HIPK Supports a Global Black Lives Matter Movement
Darryl Stingley aka Wavy of the parkour crew Tha Legendary Sqvadron released this extraordinary piece of art and movement in March of this year, and it deserves our attention and appreciation. The videoʻs description:
Barriers in our path… Immense constructs meant to keep us enslaved, not only in body, but also in mind. Systematic structures designed to make us feel as though we will never escape them. Many have tried to climb these walls built to trap us, and many have fallen… Through this adversity, our people have grown strong and wise, and many of our people have ascended to heights once unimaginable. Even after so much progress, we have still witnessed our heroes fall… Taken from us, almost as if to tell us that we are meant to stay down… Yet here, despite the tragedies we’ve suffered, heroes still rise to the occasion… and they’re reaching for greater heights than have ever been accomplished before. This is the story of ascendance, rising from the ashes to direct flight, out of the mud and into the sunlight… This is the story of TRIALS MORALES!

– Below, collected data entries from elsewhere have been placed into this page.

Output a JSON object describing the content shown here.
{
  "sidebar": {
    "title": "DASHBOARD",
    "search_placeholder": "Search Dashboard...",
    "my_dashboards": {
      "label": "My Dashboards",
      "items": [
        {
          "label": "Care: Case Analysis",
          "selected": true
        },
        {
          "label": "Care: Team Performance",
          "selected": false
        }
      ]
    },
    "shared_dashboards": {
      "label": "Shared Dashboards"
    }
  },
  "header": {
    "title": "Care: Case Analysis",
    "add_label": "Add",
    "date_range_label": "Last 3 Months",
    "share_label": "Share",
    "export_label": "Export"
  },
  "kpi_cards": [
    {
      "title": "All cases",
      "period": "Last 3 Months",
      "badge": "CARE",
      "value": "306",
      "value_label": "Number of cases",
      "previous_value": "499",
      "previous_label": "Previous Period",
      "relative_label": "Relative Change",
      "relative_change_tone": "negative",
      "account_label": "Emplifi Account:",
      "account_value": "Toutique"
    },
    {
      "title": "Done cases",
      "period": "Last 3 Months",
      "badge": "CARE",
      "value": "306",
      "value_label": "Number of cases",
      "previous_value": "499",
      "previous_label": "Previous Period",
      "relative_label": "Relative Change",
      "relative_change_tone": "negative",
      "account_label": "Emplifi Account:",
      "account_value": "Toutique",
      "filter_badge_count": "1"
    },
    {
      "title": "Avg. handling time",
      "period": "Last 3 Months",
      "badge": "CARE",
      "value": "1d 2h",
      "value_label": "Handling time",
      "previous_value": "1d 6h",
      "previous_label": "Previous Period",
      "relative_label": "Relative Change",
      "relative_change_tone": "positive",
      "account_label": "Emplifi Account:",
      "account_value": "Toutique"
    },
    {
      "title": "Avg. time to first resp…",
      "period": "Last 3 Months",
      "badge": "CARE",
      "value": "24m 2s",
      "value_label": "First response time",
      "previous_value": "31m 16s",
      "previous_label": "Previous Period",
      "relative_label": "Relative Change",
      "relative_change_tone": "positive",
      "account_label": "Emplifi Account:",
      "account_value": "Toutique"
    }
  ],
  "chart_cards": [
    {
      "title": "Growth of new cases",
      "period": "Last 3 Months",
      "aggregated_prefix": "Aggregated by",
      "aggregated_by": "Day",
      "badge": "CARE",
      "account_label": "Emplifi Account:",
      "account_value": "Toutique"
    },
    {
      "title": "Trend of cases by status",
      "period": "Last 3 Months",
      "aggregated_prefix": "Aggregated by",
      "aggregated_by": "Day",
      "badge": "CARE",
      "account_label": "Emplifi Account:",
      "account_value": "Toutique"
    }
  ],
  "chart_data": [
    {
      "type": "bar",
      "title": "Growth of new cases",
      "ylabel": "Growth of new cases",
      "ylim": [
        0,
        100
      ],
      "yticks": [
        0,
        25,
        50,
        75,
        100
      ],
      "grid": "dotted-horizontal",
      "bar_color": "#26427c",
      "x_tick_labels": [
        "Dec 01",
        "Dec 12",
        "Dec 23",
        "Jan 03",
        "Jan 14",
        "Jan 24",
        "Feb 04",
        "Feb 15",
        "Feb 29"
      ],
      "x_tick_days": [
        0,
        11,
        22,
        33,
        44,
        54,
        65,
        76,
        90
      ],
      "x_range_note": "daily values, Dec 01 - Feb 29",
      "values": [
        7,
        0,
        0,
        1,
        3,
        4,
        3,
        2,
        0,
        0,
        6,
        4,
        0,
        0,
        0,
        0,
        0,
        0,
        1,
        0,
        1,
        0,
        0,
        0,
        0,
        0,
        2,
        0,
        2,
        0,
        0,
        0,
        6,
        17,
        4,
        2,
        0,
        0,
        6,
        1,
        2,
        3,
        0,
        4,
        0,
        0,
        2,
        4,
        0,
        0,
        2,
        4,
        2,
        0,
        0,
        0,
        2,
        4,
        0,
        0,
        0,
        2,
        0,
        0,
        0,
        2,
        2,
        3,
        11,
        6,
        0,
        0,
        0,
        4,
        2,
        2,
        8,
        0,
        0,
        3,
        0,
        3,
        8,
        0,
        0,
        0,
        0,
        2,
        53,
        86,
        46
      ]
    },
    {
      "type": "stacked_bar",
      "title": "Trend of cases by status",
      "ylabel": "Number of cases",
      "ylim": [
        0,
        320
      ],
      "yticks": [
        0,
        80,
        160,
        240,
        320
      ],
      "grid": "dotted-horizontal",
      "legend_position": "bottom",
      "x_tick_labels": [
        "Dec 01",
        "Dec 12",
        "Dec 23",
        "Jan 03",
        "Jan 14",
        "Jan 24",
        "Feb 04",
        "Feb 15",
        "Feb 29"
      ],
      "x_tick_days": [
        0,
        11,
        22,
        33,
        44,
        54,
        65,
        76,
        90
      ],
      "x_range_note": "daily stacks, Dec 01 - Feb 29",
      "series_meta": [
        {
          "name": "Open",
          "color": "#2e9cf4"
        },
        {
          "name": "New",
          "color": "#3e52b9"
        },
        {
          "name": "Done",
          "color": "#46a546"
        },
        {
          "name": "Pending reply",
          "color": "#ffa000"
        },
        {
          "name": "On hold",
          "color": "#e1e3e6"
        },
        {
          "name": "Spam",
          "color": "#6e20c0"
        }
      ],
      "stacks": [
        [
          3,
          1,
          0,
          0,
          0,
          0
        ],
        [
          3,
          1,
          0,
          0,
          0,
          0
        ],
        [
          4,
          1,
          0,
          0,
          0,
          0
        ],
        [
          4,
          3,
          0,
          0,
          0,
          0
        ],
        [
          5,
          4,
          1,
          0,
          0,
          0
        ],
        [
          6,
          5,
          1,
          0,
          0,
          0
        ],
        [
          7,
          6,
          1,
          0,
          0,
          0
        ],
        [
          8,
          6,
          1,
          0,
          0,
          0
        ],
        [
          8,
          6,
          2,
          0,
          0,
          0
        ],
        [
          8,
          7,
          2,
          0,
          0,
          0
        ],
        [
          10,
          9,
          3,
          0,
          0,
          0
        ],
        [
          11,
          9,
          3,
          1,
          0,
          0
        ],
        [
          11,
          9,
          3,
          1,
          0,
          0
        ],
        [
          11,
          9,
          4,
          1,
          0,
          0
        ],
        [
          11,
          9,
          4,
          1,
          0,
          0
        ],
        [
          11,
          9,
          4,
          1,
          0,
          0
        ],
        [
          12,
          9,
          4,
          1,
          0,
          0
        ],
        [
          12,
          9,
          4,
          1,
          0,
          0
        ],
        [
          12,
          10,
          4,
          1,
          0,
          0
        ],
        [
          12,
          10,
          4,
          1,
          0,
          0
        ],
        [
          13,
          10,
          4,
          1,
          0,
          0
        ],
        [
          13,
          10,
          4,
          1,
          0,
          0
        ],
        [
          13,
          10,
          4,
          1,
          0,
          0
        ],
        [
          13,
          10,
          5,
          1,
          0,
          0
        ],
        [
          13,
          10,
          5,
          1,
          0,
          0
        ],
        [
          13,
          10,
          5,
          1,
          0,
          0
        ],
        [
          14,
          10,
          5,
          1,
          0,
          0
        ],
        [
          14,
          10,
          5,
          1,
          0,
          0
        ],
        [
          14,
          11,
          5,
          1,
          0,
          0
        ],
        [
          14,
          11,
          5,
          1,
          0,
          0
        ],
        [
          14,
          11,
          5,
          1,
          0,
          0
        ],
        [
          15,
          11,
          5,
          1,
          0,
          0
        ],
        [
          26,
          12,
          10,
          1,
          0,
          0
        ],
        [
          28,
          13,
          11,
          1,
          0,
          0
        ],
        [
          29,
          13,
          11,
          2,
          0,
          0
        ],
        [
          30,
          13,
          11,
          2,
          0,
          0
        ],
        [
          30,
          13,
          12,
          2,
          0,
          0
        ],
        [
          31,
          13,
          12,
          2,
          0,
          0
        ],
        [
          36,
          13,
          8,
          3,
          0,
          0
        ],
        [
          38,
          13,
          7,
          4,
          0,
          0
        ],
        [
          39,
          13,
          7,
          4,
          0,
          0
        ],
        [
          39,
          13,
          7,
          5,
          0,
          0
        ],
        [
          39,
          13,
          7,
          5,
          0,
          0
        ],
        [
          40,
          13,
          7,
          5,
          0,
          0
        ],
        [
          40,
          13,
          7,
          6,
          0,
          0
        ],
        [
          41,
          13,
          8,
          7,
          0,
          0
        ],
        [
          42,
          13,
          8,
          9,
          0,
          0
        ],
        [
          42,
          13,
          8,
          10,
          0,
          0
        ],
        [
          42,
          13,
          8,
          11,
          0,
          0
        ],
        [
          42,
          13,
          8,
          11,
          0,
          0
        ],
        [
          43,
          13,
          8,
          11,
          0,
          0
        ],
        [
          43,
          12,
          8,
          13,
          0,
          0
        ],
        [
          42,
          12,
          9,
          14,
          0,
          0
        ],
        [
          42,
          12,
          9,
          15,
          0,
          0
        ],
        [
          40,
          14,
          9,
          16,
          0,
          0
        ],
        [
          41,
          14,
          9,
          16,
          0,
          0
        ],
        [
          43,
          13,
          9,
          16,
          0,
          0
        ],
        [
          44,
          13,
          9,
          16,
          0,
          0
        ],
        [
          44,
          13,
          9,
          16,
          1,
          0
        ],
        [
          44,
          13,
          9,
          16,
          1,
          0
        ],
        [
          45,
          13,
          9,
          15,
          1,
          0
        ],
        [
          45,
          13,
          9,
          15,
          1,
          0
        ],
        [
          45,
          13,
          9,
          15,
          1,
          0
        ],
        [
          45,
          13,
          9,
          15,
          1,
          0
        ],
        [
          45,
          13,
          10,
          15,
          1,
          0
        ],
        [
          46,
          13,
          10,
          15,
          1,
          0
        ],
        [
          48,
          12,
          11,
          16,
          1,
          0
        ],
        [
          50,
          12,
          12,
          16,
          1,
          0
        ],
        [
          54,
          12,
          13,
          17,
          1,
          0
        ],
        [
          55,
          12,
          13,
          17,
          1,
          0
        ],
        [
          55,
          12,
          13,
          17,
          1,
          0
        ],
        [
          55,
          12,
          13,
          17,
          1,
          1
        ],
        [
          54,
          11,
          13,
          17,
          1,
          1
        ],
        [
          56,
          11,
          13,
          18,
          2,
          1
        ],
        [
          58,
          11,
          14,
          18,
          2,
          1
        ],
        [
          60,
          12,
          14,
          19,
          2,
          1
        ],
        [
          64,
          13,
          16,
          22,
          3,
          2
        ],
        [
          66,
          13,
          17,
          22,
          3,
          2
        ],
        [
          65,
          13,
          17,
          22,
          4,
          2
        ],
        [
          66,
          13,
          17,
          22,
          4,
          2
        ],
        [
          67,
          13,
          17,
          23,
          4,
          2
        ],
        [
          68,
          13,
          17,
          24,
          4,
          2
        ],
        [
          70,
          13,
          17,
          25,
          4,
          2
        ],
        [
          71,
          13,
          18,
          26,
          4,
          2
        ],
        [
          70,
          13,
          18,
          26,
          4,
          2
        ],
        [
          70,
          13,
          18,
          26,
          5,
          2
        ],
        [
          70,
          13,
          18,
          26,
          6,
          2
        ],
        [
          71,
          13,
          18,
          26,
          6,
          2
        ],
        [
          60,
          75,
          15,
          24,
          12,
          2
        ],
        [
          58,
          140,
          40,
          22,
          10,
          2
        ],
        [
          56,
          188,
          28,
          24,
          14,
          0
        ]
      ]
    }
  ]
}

Wavyʻs movement style epitomizes an aspect of the foundations of parkour that prioritizes the efficiency and power that is necessary in emergency situations. REACH! ESCAPE! These are some of the tenets of parkour that evolved from the harsh urban streets of Paris where social inequity, crime and punishment, and systematic oppression could have stolen the futures of the founders of lʻArt Du Deplacement, the foundations of parkour today.
Dedication, perseverance, and assuredness in oneself are part and whole of the traditional parkour practice. Of course, there is no rule that every parkour practitioner must incorporate this kind of intense style of training – Parkour will always be a very personal creative movement expression of the individual. But having tough training experiences, managing our fear with risk and imagining ourselves in emergency situations can help provide invaluable responses in times of sudden crisis.
Some practitioners, like Seattleʻs Brandee Laird, are encouraging the practice of these useful crisis-response training scenarios in order to build a strong community of citizens who do not need to rely on outdated systems of social control in order to address emergency situations. The discussion around police brutality and organized corruption within authoritarian systems is a necessary one to have, and the answers are not easily found. But if we can take charge of our response to emergency situations, if we can rely on ourselves and our community to protect one another, then the prevalence of unnecessary and senseless deaths may very well decrease.
Please follow and support local BIPOC (Black – Indigenous – People of Color) artists and organizations that are helping to strengthen their communities in these violent times. And in your support of your local police institutions, make sure they are held accountable for their misconduct. We may all be safer if we can disarm those who would abuse their powers, given to them by the people they are meant to serve and protect.